Why would the state pay $4.7 million for a property its appraisers said was worth no more than $1.86 million?

It appears the sales price was pegged not to the value of the property, but the debts the Episcopal Church Home’s parent organization had incurred since closing the facility.

“The purchase price recognized that the property was heavily encumbered by liens and that a number of creditors would need to be satisfied in order to obtain free and clear title,” Cutler, the state spokesman, said in an e-mail.

The purchase price not only covered most, but not all of the organization’s debts, but also allowed it to repay its creditors.

Here’s how Episcopal Church Home and Affiliates spent most of the $4.7 million:

  • A $1.5 million loan made by the Margaret L. Wendt Foundation was repaid in full.
  • A $899,606 line of credit extended by M&T Bank was repaid in full.
  • Other creditors were repaid $731,913, about three-quarters of what they were owed.
  • Overdue taxes, fees and Housing Court fines totaling $670,712 were paid to the City of Buffalo and Erie County.
  • $769,000 was returned to the Episcopal Church Home Foundation, a charitable foundation that supports the mission of the Episcopal Church Home and Affiliates, to cover a portion of the $2.5 million spent to keep the city campus open and later to maintain the property after it closed.

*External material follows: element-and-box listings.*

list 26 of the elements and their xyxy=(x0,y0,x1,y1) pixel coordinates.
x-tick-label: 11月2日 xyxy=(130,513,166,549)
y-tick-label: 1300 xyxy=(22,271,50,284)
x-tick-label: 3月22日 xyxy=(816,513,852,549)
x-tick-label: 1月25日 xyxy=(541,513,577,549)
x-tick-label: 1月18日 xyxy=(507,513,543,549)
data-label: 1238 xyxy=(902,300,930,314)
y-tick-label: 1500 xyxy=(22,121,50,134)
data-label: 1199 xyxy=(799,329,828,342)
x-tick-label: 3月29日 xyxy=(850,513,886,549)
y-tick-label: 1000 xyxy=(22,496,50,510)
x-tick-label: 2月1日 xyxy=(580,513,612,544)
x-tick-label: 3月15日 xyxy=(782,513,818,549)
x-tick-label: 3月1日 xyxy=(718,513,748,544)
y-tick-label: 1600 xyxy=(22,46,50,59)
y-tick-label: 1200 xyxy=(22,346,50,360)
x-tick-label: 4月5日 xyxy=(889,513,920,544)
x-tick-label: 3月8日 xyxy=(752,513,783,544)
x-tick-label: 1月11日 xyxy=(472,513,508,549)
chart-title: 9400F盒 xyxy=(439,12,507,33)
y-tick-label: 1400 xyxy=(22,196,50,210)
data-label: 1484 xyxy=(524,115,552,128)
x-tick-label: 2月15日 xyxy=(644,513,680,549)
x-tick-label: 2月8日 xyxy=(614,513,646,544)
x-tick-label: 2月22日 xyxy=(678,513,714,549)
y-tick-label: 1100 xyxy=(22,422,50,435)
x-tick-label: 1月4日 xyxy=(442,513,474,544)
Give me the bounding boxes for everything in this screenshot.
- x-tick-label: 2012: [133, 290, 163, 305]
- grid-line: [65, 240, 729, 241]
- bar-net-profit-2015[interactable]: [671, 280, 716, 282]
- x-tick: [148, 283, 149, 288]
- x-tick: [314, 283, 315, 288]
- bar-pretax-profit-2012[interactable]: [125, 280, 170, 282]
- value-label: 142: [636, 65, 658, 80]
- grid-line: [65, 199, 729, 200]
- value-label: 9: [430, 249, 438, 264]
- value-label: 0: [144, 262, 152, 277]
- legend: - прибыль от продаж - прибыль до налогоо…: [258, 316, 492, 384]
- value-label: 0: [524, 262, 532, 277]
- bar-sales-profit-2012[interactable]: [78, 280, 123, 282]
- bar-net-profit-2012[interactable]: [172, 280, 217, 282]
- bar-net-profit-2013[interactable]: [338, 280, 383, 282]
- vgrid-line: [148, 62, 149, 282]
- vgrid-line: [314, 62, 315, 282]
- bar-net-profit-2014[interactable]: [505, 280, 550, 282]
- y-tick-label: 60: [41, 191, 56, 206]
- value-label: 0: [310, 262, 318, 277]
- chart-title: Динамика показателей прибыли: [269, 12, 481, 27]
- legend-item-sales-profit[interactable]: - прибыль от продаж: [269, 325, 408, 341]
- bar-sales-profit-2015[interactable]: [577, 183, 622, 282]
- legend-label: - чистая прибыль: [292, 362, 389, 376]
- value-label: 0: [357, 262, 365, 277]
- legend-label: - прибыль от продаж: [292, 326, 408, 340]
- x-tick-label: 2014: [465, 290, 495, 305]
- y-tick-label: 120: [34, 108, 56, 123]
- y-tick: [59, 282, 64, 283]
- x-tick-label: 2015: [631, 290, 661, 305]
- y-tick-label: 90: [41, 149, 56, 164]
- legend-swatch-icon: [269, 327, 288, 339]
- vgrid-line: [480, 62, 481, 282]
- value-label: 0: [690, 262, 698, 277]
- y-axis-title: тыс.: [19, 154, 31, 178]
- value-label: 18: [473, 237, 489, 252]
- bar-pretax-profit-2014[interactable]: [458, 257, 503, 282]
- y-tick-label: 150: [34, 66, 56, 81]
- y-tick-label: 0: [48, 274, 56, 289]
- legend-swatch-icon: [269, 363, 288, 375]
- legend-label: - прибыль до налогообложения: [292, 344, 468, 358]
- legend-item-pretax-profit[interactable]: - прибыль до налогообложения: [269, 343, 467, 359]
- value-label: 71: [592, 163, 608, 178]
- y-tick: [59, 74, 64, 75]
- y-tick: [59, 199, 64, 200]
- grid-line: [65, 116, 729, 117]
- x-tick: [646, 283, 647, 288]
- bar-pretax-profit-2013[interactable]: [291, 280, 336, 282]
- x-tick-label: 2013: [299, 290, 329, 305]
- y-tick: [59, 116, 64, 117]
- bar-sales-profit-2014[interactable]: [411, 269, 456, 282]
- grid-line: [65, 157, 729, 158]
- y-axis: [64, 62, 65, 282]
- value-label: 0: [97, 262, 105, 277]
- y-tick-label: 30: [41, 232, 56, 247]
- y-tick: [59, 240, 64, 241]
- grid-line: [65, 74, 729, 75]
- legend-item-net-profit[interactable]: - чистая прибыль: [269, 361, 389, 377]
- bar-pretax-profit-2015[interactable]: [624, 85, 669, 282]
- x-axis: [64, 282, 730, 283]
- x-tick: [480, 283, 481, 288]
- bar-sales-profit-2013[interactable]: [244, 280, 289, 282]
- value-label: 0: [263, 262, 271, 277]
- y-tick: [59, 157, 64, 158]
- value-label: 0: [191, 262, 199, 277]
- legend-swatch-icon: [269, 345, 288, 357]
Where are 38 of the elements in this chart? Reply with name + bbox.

Golombek, the Council member, criticized the state’s willingness to pay a premium for the property.

“I’m not necessarily surprised when the state throws money all over the place,” he said. “They’ve had problems for years and years and years of not being fiscally sound.”

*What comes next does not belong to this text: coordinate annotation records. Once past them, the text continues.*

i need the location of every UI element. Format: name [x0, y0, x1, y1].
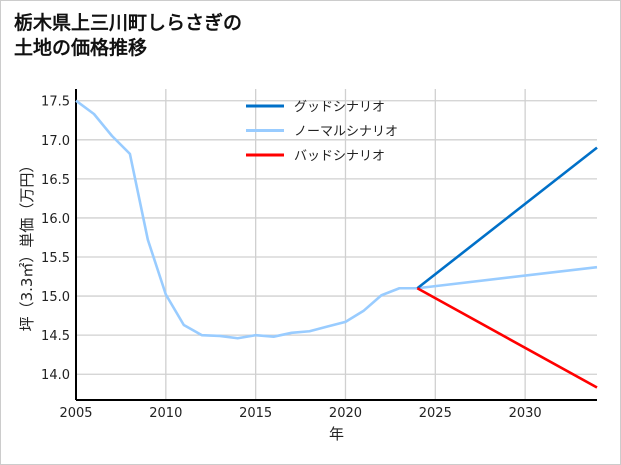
y-tick-label: 16.0 — [41, 212, 70, 227]
series-line-2 — [416, 287, 598, 389]
x-tick-label: 2010 — [149, 406, 182, 421]
y-tick-label: 14.0 — [41, 368, 70, 383]
legend-label-1: ノーマルシナリオ — [294, 125, 398, 140]
y-tick-label: 15.0 — [41, 290, 70, 305]
y-tick-label: 17.0 — [41, 134, 70, 149]
y-tick-label: 16.5 — [41, 173, 70, 188]
series-line-0 — [416, 146, 598, 290]
chart-title: 栃木県上三川町しらさぎの 土地の価格推移 — [14, 11, 242, 61]
y-axis-label: 坪（3.3㎡）単価（万円） — [18, 158, 36, 332]
x-axis-label: 年 — [329, 425, 344, 443]
x-tick-label: 2020 — [329, 406, 362, 421]
y-tick-label: 15.5 — [41, 251, 70, 266]
x-tick-label: 2025 — [419, 406, 452, 421]
title-line-1: 栃木県上三川町しらさぎの — [14, 12, 243, 34]
legend-label-0: グッドシナリオ — [294, 100, 385, 115]
y-tick-label: 14.5 — [41, 329, 70, 344]
x-tick-label: 2005 — [59, 406, 92, 421]
y-tick-label: 17.5 — [41, 95, 70, 110]
series-line-1 — [75, 99, 598, 340]
x-tick-label: 2015 — [239, 406, 272, 421]
x-tick-label: 2030 — [509, 406, 542, 421]
legend-label-2: バッドシナリオ — [294, 149, 385, 164]
title-line-2: 土地の価格推移 — [14, 37, 148, 59]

The state comptroller has the power to review contracts worth over $1 million before they are executed. But the Cuomo administration did not give Comptroller Thomas DiNapoli the required heads up on the purchase.

Instead of reviewing the deal, the comptroller’s office said it was given assurances that Empire State Development “will follow the process in the future.”

Jennifer Freeman, communications director for the comptroller, said: “Given the contract was already executed, this could become a post-audit issue. In other words, down the road we may audit this issue.”

Other steps cost public funds

The state’s purchase of the property was the final in a series of maneuvers that also involved considerable public expense.

At the urging of the state, the Peace Bridge Authority in August 2012 bought a mortgage on the property that the Episcopal Church Home had defaulted on the year prior. The mortgage was valued at $6.2 million.

The purchase cost the public in two ways:

  • The authority, whose revenue comes primarily from tolls and a share of Duty Free sales, spent $1 million to buy the mortgage at auction.
  • The federal government took a loss on the remaining $5.2 million.

Officials at the U.S. Department of Housing and Urban Development refused to release documents or grant interviews regarding the transaction. In response, Investigative Post has filed a Freedom of Information request for the public records.

A second cost to the public involved a decision by the state last year to waive $1.8 million in judgments against the Episcopal Church Home for Medicaid overcharges.

The state decided to forgo the debt because the state was “unlikely to ever receive payment,” said Pamm Lent, a spokesperson for the governor.

Future use of the property

What are the plans for the property?

State officials have been vague. In public documents they offer three possibilities: an expanded plaza, commercial development or open space as a buffer for neighborhood residents.

“The final use of the entire parcel has not been determined,” Hoyt said. “These people will see green space regardless of what the use is.”

Neighborhood residents and activists fear that Cuomo will use the property to expand the plaza. That would move traffic and fumes deeper into the neighborhood where residents in one in three households suffer from asthma that studies have linked to cars and trucks crossing the bridge.

“There will be a bigger Duty Free store there and the [Peace Bridge Authority] … will make a heck of a lot more money and the people in that neighborhood will be sicker,” said Golombek, the Council member.